Serving more as a reference than an introduction, it looks over 125 basic concepts than provide necessary support for many practices and techniques developed in this discipline.
Each of these concepts has an introduction, a brief explanation on its structure and how it affects the process or the result of the general product. It also includes a recommendation on how it should be applied to the production process.
Many of them follow tendencies and biological or cognitive human features, while the book also introduces references of studies, from which the conclusions are based on, and displays quick facts and brief versions of what those studies have to offer. They are intelligible and not too technical for those who are not involved in the field. The information presented is always brief and goes straight to the point.
In order to improve the way the concepts are introduced, each of them have associated examples, in which it is shown how the correct application can improve the design.
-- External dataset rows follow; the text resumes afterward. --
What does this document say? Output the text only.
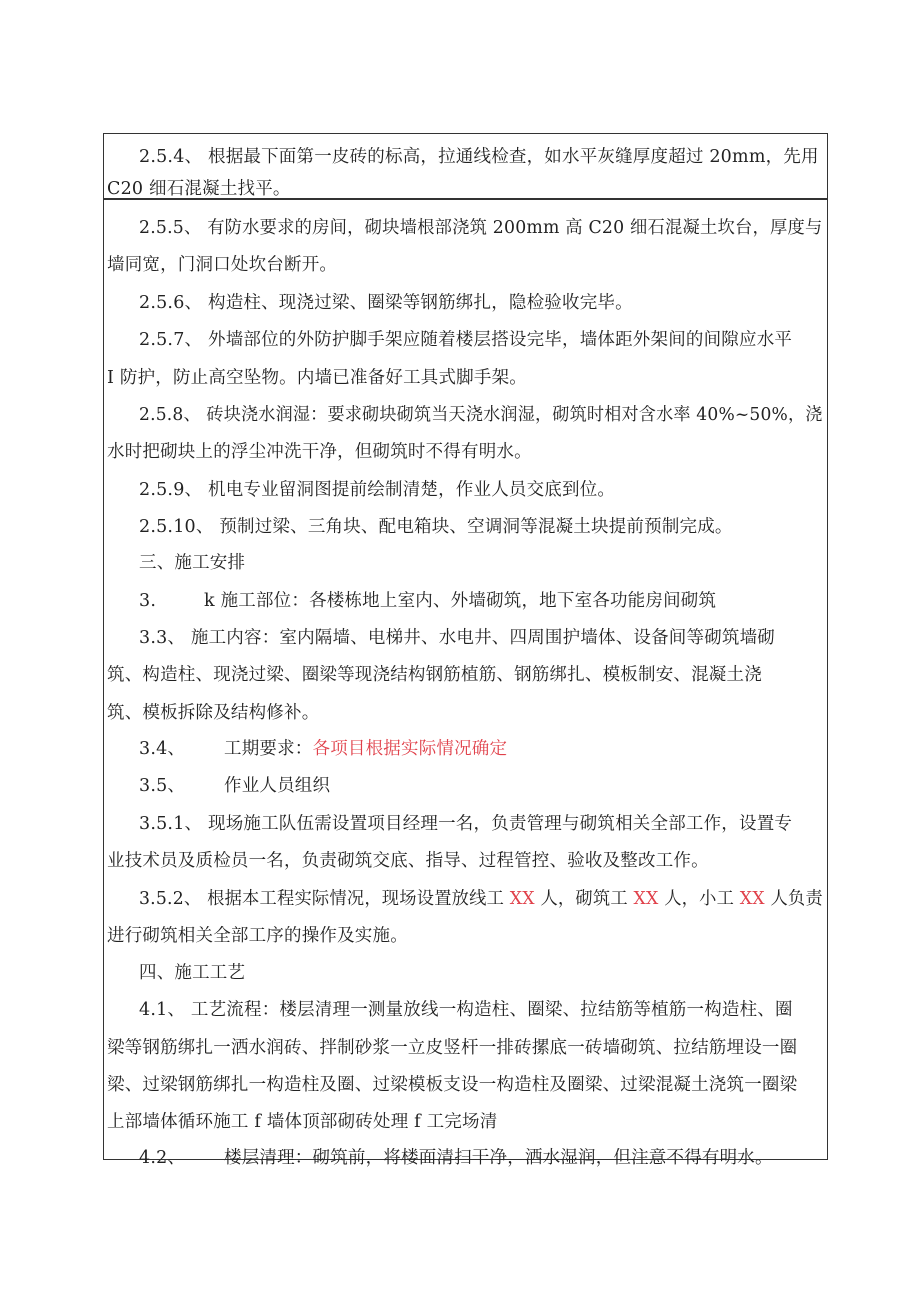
2.5.4、 根据最下面第一皮砖的标高，拉通线检查，如水平灰缝厚度超过 20mm，先用
C20 细石混凝土找平。
2.5.5、 有防水要求的房间，砌块墙根部浇筑 200mm 高 C20 细石混凝土坎台，厚度与
墙同宽，门洞口处坎台断开。
2.5.6、 构造柱、现浇过梁、圈梁等钢筋绑扎，隐检验收完毕。
2.5.7、 外墙部位的外防护脚手架应随着楼层搭设完毕，墙体距外架间的间隙应水平
I 防护，防止高空坠物。内墙已准备好工具式脚手架。
2.5.8、 砖块浇水润湿：要求砌块砌筑当天浇水润湿，砌筑时相对含水率 40%~50%，浇
水时把砌块上的浮尘冲洗干净，但砌筑时不得有明水。
2.5.9、 机电专业留洞图提前绘制清楚，作业人员交底到位。
2.5.10、 预制过梁、三角块、配电箱块、空调洞等混凝土块提前预制完成。
三、施工安排
3.	k 施工部位：各楼栋地上室内、外墙砌筑，地下室各功能房间砌筑
3.3、 施工内容：室内隔墙、电梯井、水电井、四周围护墙体、设备间等砌筑墙砌
筑、构造柱、现浇过梁、圈梁等现浇结构钢筋植筋、钢筋绑扎、模板制安、混凝土浇
筑、模板拆除及结构修补。
3.4、 工期要求：各项目根据实际情况确定
3.5、 作业人员组织
3.5.1、 现场施工队伍需设置项目经理一名，负责管理与砌筑相关全部工作，设置专
业技术员及质检员一名，负责砌筑交底、指导、过程管控、验收及整改工作。
3.5.2、 根据本工程实际情况，现场设置放线工 XX 人，砌筑工 XX 人，小工 XX 人负责
进行砌筑相关全部工序的操作及实施。
四、施工工艺
4.1、 工艺流程：楼层清理一测量放线一构造柱、圈梁、拉结筋等植筋一构造柱、圈
梁等钢筋绑扎一洒水润砖、拌制砂浆一立皮竖杆一排砖摞底一砖墙砌筑、拉结筋埋设一圈
梁、过梁钢筋绑扎一构造柱及圈、过梁模板支设一构造柱及圈梁、过梁混凝土浇筑一圈梁
上部墙体循环施工 f 墙体顶部砌砖处理 f 工完场清
4.2、 楼层清理：砌筑前，将楼面清扫干净，洒水湿润，但注意不得有明水。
The concepts related to perception are the easiest to check — it only takes a look at the pictures to notice the effects they produce. Others require a little thinking but all of the examples include a test to demonstrate the point.
I have learned that this book has also turned into educational material for many teaching fields regarding the human-computer interaction. I am sure that this will be great educational material for other fields too.
All in all, this book is a great introductory reference, an essential key for a proper learning.